Dolar Kanada Melemah

Dolar Kanada melemah menembus level 1,36 per dolar AS karena permintaan aset safe haven terhadap greenback mengimbangi dukungan dari lonjakan harga energi. Retorika menantang dari Pemimpin Tertinggi Iran yang baru meningkatkan kekhawatiran akan blokade berkepanjangan di Selat Hormuz, mendorong minyak mentah WTI menembus di atas 100 dolar AS per barel. Meskipun rekor harga minyak yang tinggi biasanya menjadi pendorong bagi loonie, mata uang ini kini terjebak dalam tarik-menarik dengan dolar AS yang kembali menguat seiring memburuknya selera risiko global.

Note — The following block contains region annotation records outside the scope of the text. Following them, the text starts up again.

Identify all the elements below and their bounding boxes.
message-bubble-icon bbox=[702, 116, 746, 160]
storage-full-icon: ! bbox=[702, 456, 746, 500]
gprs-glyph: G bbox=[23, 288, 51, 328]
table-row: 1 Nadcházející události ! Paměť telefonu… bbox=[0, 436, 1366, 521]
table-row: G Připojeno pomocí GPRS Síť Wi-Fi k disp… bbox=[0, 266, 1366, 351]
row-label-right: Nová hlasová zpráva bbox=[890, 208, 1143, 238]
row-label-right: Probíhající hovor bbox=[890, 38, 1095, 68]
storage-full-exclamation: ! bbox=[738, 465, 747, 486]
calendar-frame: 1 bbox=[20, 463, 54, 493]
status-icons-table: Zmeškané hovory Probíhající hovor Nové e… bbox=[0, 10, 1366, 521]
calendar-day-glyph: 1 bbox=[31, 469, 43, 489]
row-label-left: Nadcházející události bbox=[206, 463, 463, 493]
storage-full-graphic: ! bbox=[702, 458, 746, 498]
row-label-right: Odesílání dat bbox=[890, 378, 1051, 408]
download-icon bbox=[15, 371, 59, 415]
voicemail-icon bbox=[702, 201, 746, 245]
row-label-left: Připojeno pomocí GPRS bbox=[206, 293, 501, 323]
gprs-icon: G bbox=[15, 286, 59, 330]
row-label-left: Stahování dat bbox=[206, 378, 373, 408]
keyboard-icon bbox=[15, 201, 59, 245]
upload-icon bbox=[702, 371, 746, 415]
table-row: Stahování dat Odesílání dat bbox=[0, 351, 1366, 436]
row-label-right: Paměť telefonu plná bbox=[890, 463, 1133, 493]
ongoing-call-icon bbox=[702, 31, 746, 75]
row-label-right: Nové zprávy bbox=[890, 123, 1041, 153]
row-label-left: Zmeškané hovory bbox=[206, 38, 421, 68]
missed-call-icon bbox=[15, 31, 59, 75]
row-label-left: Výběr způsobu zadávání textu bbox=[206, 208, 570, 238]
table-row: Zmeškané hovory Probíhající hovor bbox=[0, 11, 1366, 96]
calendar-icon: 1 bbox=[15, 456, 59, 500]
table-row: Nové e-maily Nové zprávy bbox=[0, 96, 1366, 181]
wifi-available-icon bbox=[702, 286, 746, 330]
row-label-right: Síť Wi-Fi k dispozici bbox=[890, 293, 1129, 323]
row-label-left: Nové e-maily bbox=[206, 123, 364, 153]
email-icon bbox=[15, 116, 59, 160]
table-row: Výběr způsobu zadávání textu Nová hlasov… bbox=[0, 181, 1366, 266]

Data ekonomi domestik juga menunjukkan hasil yang beragam: tingkat pengangguran naik menjadi 6,8% pada Februari karena pertumbuhan angkatan kerja melampaui kenaikan lapangan kerja yang terbatas. Terlepas dari tanda-tanda pelemahan ini, Bank of Canada secara luas diperkirakan akan mempertahankan suku bunga kebijakannya tidak berubah di 2,25% pada pertemuan 18 Maret, karena bank tersebut berupaya mengimbangi inflasi headline sebesar 2,4% dan mengantisipasi potensi gangguan baru pada rantai pasokan. Sikap kebijakan yang tegas ini dimaksudkan untuk menjaga keunggulan imbal hasil dibandingkan Federal Reserve, meskipun loonie tetap rentan terhadap arus pembalikan risiko ke aset yang lebih aman.